When you take a snapshot the primary disks (vmdks) are effectively frozen and changes will start being written to a delta file. So for example say you have a 100GB VM which hosts a 50GB database. You take a snapshot of the VM then immediately do a full backup of your database to a file. The footprint of that VM will now be 150GB because you have the original 100GB vmdk file plus the delta file which is around 50GB (the database backup file is a change from the original baseline). If you upgraded the OS as well the delta file could be nearer 100GB so you need to be careful and ensure you have adequate free space to cover the work you are undertaking.
A general recommendation with snapshots is you keep about 25% space on your datastores free to accommodate snapshots but this may need to be more or less depending on your workloads. If you have one VM on a data store and are doing the kind of activity above you might need 100% free space.

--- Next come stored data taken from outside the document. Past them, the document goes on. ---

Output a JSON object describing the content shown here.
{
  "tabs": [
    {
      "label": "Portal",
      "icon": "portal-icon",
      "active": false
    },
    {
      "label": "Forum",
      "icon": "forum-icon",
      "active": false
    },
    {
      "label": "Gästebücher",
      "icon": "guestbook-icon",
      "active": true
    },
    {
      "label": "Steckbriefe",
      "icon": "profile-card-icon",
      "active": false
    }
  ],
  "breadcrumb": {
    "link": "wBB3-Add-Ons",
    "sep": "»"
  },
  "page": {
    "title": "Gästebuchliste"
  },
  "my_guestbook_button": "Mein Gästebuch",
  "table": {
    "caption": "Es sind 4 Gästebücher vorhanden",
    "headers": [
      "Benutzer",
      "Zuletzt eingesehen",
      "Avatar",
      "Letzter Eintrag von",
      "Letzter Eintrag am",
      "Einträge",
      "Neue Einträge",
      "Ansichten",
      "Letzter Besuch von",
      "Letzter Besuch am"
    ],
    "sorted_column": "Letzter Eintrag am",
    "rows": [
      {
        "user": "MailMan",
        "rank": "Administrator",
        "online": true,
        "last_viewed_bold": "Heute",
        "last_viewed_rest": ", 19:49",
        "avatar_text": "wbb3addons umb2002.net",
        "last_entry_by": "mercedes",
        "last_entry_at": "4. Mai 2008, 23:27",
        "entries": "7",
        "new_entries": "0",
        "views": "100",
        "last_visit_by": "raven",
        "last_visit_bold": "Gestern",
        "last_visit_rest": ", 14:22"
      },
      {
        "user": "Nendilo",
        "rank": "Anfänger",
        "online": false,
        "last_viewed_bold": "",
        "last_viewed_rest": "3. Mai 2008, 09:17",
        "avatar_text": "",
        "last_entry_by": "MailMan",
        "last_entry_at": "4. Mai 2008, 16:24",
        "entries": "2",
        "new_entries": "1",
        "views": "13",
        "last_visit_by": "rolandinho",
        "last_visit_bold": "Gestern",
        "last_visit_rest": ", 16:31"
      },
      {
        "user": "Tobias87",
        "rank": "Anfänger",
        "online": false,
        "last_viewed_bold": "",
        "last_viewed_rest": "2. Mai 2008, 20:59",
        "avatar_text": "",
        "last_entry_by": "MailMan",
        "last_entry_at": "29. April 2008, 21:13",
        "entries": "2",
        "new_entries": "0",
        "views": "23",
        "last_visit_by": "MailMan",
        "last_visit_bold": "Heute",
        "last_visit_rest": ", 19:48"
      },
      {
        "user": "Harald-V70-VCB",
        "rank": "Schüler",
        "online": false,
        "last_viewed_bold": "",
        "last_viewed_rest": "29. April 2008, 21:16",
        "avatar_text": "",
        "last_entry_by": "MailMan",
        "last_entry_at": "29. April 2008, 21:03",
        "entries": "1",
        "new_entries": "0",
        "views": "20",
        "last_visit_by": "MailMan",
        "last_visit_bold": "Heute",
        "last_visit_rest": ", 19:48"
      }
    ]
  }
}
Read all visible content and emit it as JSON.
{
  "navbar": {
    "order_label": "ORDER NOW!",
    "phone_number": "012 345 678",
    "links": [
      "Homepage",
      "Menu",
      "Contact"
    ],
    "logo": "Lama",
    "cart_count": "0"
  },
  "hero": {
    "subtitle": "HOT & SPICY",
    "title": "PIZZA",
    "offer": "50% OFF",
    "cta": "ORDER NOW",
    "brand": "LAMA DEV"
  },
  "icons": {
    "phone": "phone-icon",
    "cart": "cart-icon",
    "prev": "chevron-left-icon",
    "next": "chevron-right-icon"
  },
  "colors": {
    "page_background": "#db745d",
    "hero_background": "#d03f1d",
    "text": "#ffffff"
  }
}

When you have a data store with a larger number of VMs the snapshot activity / usage will often average out but if you have fewer larger VMs you can be more prone to snapshots taking up a larger proportion of the data store so you need to factor these things in. The other recommendation is not to leave snapshots hanging around - 72 hours is the general guideline but again this can vary depending on usage.
Large DB servers is something I've often seen catch people out in the past for all the reasons above. Once the disk is full then everything is going to hault because it can't commit I/O operations.